The long-standing debate about the value of online education is associated with recent scrutiny of OPMs by some prominent Senate Democrats Encouraging interest in learning about student debt burdens and postcollege earnings from students enrolled in online programs at traditionally in-person institutions. I have long been interested in program-level outcomes data and have written extensively on using federal data college scorecard and the Ministry of Education’s Integrated Post-Secondary Education Data System for research and accountability purposes. When a group of leading online third-party providers hired me to see if I could say anything about the value of their partners’ programs, I was keen to dive into the data to see what was possible. I received a list of their programs at partner institutions and set off.
The key to take away my research is that while the US Department of Education College Scorecard includes institution-level data on debt and income by field of study, it is not possible to separate the scores data from students enrolled in online and face-to-face programs. This is a problem with traditional institutions as it seems that colleges often launch online programs when they already have an in-person option. And these in-person programs are often substantial: Among first-time adopters of OPMs, the in-person programs are likely to draw as many or more students than the online versions.
To answer the questions everyone wants to know about the outcomes of students attending online programs at traditional institutions, and to better compare student outcomes from online and on-site programs, the U.S. Department of Education needs to make several improvements to the data they collect from colleges. The three main recommendations are as follows:
- Make it clear when a college only offers a specific program online, rather than having both online and in-person options. As part of IPEDS data reporting are colleges currently in demand whether no, some or all of the programs within each code of the classification of teaching programs can be completed through distance learning (which in 2022 usually means online). This metric has value, but cannot distinguish programs that have both in-person and online options from programs that can only be completed online. A small change in data collection would allow only online programs to be identified.
- Report the IPEDS data on the number of graduates by program separately for online-only programs and all other programs. There is no way to determine the percentage of graduates from online programs compared to in-person or hybrid programs. This makes it difficult to see how widespread online delivery models are and how traditional institutions have adapted their strategies. Universities have to do that report deals B. by CIP code, race and gender, so adding a measure of whether the program is fully online or not should be easy.

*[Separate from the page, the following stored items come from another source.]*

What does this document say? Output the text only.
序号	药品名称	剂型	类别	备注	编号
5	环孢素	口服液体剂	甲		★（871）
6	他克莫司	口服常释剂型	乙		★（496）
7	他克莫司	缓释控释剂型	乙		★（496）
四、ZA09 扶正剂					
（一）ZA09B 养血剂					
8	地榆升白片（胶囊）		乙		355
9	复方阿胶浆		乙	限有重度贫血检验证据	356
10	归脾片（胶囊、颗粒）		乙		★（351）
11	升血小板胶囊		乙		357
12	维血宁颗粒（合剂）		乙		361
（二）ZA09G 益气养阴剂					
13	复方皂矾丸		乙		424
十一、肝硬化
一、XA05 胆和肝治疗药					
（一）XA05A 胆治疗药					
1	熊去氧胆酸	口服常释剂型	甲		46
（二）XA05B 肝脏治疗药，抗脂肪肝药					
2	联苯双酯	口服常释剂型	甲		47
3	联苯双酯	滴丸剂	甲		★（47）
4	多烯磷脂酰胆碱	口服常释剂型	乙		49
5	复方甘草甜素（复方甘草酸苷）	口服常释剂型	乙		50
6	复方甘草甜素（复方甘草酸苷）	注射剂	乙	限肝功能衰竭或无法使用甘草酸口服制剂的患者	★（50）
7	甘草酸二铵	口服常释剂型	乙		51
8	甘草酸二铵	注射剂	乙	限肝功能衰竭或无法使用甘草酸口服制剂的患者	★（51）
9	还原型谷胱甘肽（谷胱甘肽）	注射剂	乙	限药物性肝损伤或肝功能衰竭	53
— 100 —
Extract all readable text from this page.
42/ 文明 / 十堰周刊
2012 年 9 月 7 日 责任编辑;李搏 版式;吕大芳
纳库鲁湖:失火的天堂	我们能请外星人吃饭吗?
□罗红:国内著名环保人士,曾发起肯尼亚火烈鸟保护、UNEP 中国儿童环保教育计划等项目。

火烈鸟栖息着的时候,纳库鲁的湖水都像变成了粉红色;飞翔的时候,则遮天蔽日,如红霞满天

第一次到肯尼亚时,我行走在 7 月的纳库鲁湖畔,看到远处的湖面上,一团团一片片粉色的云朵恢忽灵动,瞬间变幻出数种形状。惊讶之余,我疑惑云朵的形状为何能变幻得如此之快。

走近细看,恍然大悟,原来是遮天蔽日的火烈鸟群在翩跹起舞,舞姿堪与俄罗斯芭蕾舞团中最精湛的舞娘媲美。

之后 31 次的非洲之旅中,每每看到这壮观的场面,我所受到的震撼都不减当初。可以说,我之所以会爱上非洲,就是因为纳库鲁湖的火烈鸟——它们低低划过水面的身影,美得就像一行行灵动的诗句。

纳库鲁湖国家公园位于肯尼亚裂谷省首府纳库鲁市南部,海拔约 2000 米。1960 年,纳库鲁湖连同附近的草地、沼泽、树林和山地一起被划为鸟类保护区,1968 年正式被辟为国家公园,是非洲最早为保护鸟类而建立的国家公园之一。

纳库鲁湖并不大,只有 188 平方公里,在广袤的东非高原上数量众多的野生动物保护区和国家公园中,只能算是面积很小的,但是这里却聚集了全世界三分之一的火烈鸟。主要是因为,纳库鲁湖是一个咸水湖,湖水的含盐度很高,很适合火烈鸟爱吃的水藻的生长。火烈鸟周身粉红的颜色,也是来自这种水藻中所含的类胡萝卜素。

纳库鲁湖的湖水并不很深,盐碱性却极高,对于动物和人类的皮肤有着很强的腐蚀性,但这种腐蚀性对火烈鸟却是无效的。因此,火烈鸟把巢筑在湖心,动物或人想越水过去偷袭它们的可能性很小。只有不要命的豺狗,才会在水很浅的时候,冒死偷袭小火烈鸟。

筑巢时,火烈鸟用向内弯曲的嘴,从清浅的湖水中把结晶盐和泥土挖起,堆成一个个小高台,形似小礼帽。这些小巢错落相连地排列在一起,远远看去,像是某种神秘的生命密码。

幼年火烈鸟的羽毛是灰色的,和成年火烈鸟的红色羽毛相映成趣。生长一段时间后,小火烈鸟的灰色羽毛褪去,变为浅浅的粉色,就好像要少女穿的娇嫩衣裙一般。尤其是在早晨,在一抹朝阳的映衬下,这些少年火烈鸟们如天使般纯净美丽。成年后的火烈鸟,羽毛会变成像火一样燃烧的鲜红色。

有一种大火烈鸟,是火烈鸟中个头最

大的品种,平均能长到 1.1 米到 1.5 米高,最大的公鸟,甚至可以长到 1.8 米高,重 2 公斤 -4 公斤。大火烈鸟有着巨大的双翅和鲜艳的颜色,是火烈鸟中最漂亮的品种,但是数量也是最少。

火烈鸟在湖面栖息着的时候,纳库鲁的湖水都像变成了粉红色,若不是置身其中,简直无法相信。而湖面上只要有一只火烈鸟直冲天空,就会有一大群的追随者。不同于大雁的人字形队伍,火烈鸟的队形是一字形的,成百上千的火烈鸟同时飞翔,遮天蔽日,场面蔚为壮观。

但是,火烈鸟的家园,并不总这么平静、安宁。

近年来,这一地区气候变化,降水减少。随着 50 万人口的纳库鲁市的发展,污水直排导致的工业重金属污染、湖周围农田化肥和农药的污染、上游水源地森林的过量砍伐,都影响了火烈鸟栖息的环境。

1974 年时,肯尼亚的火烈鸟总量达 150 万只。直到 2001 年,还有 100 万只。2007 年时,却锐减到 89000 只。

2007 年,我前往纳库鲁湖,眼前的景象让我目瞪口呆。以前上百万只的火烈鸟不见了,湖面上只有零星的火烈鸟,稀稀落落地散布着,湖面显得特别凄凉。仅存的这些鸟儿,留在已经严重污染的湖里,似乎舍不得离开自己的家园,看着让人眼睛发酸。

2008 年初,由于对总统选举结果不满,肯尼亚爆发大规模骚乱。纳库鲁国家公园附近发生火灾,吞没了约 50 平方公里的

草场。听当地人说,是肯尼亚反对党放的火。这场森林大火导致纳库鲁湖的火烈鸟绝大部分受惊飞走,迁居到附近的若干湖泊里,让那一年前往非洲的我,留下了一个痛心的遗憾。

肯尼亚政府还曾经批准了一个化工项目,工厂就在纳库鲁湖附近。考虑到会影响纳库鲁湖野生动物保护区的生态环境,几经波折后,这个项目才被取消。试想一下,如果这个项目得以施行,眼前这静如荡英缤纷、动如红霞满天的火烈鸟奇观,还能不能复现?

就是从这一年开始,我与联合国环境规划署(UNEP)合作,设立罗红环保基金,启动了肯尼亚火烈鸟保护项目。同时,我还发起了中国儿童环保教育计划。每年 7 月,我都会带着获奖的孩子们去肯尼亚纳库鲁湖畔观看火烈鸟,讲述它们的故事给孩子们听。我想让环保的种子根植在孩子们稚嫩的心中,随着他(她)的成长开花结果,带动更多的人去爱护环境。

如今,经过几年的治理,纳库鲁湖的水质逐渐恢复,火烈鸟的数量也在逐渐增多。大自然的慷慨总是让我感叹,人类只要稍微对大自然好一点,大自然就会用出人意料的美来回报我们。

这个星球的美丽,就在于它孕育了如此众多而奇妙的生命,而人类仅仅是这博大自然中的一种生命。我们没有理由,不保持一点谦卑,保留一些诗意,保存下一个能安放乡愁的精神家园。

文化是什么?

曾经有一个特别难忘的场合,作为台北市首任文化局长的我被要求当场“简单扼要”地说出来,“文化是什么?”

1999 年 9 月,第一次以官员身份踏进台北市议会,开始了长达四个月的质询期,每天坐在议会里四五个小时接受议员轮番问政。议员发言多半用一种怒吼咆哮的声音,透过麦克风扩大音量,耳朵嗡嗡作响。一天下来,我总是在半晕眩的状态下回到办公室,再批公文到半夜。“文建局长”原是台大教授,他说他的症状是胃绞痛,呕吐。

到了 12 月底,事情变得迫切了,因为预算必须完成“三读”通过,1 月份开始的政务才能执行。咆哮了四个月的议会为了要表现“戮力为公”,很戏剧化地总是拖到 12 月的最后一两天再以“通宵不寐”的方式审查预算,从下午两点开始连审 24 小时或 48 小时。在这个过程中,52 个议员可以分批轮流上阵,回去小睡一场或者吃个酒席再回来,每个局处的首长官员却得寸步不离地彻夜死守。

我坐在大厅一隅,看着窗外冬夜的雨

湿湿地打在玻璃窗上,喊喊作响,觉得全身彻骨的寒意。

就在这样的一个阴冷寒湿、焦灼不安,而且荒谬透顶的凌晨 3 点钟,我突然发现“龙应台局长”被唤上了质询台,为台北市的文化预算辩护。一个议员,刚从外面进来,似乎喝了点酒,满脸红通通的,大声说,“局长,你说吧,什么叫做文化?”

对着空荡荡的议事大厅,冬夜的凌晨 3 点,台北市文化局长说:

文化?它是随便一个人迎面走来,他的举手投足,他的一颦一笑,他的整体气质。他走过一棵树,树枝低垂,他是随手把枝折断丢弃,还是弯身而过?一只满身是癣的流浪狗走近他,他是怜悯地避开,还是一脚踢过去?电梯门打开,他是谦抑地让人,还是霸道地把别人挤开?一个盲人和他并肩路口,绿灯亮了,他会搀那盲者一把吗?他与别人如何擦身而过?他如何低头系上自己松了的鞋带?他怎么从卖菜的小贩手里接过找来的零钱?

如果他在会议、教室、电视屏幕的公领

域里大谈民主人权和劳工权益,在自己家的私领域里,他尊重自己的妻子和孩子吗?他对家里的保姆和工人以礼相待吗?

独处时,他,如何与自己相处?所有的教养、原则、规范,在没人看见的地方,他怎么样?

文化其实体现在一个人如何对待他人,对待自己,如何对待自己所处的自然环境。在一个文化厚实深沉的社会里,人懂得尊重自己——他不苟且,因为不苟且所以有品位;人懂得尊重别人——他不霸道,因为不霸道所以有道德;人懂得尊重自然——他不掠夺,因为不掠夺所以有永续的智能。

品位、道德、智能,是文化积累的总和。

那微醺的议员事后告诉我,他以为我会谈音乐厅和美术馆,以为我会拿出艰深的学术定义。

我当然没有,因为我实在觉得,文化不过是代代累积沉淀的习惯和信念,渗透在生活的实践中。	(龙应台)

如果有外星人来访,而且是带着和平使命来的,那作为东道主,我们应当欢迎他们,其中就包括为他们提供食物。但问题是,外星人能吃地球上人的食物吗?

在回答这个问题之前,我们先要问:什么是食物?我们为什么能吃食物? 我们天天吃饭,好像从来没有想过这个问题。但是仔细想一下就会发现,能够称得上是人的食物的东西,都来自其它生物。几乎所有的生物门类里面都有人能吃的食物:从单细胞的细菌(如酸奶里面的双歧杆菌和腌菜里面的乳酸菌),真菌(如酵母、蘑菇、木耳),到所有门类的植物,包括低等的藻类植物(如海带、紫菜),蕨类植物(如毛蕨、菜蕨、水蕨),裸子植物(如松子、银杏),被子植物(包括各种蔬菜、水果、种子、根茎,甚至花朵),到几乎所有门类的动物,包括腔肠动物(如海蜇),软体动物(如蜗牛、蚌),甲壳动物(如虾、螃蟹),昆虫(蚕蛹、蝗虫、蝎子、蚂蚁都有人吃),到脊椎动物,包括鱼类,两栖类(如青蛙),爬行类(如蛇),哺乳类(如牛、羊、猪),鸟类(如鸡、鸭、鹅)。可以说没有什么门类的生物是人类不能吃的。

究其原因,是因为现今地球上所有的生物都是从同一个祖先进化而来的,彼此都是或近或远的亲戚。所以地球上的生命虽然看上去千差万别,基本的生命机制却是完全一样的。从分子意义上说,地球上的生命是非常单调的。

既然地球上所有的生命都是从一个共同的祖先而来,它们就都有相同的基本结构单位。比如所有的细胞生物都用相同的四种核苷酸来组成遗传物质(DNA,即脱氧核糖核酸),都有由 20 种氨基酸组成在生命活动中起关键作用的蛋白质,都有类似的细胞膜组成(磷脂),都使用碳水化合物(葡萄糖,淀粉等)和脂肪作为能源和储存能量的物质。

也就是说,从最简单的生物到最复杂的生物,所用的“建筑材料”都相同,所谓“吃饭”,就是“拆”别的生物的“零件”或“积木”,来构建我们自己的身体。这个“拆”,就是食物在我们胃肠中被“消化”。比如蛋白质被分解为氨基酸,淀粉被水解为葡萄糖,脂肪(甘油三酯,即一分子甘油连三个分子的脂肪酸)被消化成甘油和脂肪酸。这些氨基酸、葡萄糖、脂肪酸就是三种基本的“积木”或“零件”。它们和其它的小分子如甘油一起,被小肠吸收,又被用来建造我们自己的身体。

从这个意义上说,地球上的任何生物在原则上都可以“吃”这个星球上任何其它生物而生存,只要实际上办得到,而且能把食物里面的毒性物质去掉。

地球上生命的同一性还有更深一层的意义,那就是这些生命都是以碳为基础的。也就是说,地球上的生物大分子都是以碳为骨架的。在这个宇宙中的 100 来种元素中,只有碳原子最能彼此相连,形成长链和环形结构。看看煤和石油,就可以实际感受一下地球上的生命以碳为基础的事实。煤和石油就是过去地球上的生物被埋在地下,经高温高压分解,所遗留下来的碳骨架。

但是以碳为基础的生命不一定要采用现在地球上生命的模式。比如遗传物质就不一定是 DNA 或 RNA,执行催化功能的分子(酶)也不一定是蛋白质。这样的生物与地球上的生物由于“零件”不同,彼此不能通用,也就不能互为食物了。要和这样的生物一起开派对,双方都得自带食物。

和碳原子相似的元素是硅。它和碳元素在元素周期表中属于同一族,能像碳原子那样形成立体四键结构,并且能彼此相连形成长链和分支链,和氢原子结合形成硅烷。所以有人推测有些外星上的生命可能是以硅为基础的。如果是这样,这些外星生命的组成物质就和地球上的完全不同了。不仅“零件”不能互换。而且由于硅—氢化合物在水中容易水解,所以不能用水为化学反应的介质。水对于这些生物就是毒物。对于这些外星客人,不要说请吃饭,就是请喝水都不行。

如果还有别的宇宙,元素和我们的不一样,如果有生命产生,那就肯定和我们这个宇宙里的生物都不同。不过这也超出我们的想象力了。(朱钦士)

- Report college scorecard debt and income data separately for full online programs and all other programs. Similar to the point above, the combination of data for online and in-person programs makes it impossible to tell how the two delivery models are performing. The disadvantage of reporting results by modality is a smaller sample size, meaning that results from some programs would not be reported due to privacy restrictions. However, this could be mitigated by combining additional cohorts of students to get a picture of student outcomes.
Improving the quality of college outcomes data should be an area on which both parties agree, as evidenced by the Obama administration’s introduction of the modern college scorecard and the Trump administration’s addition of program-level outcomes data. Providing information on graduate debt and income based on whether they enrolled in online or face-to-face programs gives students better information about their options and also gives policymakers a sense of how to approach new placement models and partnerships . But for now, despite significant public investment in data infrastructure and financial support for students, it is impossible to answer some key questions about higher education performance.